Relation d'aide

La relation d’aide

De la pulsion à la désolation

Marshall Rosenberg qui est le père de la Communication non Violente ou Communication Consciente m’a expliqué un jour que le besoin d’embellir la vie de son prochain est présent chez la plupart d’entre nous.
Lorsque je ressens de la douleur chez mon prochain, c’est comme si cela pouvait être la mienne. Je ressens de l’impuissance, de la peur, de la colère et j’ai envie que ça s’arrête. Quelque chose de l’ordre d’une pulsion me pousse alors à donner à l’autre des solutions, des conseils, des explications, à vouloir pousser, tirer, soulager, sauver l’autre, afin de ressentir un apaisement et retrouver un bien-être intérieur.
Malheureusement, l’autre est rarement preneur de nos solutions. Il résiste, nous expliquons ; il fuit, nous le traquons ; il nous échappe. C’est alors que nous nous sentons victimes, du genre « Avec tout le temps que j’ai pris pour aider cette personne, chercher des stratégies pour elle, qu’elle refuse, tout cela me rend amer. »
Des pensées commencent à me torturer : « C’est vraiment un égoïste, un lâche. Il n’ose même pas me dire en face qu’il n’a pas le courage d’agir. Là je deviens un tantinet persécuteur.
Arrivé à ce point, celui qui donne de l’écoute est au sommet de la désolation. Il se sent plus seul que jamais, désorienté…jusqu’à la prochaine occasion !
Cela s’appelle le triangle infernal 1. Je veux sauver, 2. Je me sens victime, 3.Je persécute.
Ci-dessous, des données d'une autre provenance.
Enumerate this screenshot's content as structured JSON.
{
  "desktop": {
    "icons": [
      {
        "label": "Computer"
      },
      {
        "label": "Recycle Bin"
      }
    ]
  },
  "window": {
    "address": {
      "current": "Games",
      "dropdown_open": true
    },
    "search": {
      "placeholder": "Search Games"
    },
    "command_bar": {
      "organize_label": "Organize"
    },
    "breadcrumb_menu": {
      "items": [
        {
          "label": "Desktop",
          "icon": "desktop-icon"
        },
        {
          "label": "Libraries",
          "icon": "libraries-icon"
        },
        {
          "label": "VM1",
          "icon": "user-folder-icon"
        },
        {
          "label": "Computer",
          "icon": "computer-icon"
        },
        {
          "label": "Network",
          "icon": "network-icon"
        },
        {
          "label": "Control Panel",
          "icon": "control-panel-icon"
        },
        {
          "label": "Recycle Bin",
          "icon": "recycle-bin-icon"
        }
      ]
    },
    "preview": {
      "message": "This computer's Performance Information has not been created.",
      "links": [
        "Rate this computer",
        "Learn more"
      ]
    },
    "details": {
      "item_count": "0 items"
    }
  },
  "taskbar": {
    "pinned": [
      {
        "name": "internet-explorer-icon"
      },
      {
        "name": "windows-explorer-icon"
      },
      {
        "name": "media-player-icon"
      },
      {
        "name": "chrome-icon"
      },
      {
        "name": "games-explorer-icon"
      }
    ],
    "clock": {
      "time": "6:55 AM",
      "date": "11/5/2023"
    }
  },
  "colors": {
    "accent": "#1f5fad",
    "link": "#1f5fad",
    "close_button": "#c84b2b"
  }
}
De la désolation à une écoute de guérison

Donc la première étape dans la relation d’aide commence par moi obligatoirement, par l’exploration de mon impuissance face à la vie, ma solitude, mes révoltes contre tout ce que je ne peux pas changer chez moi. Il y a un deuil à faire sur tout cela, ce qui me permettra d’émerger vers des rivages d’acceptation, de confiance en moi et en mes propres ressources, limitées certes ! Prendre la dimension de ma petitesse, cela a pour moi quelque chose d'ordre spirituel.
Quelle est ma part, la part de l'autre ? Quelles sont mes valeurs ? Comment assumer ma vulnérabilité ? Comment la transformer pour qu’elle devienne une force tranquille à mon service et au service de l’autre pour une relation plus authentique ? Ce travail est un excellent antidote au burn-out.
Le mot « aide » pourrait donner à penser qu'il y a un qui donne et l'autre qui reçoit. Pour ma part, je trouve que celui qui aide reçoit autant que celui qui est aidé: Les mots « accompagnant, écoutant, accoucheur d'âme, tripatouilleur de tripes à tripes » reflètent mieux la réalité de ce qui se passe.
C'est un peu comme un mineur qui cherche à suivre le filon où qu'il aille. Notre subconscient prend des chemins inattendus jusqu'à déboucher sur des prises de conscience suscitées par l'écoute. Les prises de conscience sont des trésors qui nous permettent de changer les scénarios à répétition qui minaient notre vie.
Le fait d'accompagner la personne écoutée dans le tréfonds de ses sentiments  suscite aussi des émotions chez l'écoutant. Il a appris à les gérer. Malgré tout, il se peut que, touché par un stimulus trop fort, il quitte l'écoute pure. Il est bon alors de le signaler à l'écouté et de lui demander s'il est d'accord d'entendre comment cela retentit chez moi. Lorsque l'écoutant a retrouvé ses marques, il peut reprendre l'écoute.
En somme, cette communication est dite phréatique car on accède au très-saint de la personne. Elle nous fait le cadeau de se montrer comme elle est, dans toute sa vulnérabilité. L'humilité de l'écoutant est fondamentale et est toujours à cultiver, ainsi que le respect de l'opinion de l'autre sans jugement.
Au final, c'est comme si on avait fait un long voyage avec des joies, des peurs, de l'impuissance, de la solitude, du désespoir, de la détresse, pour finalement atteindre le socle des entrailles de la personne. Là, dans le silence, se situe souvent la prise de conscience. Ensuite, la personne remonte avec deux sentiments contradictoires : d'un côté, un sentiment de tristesse de ne pas avoir su cela plus tôt dans la vie, de l'autre un sentiment de joie et de soulagement d'avoir enfin mis le doigt sur ce qui cloche. Il y a plus de clarté, cela ouvre des portes au changement.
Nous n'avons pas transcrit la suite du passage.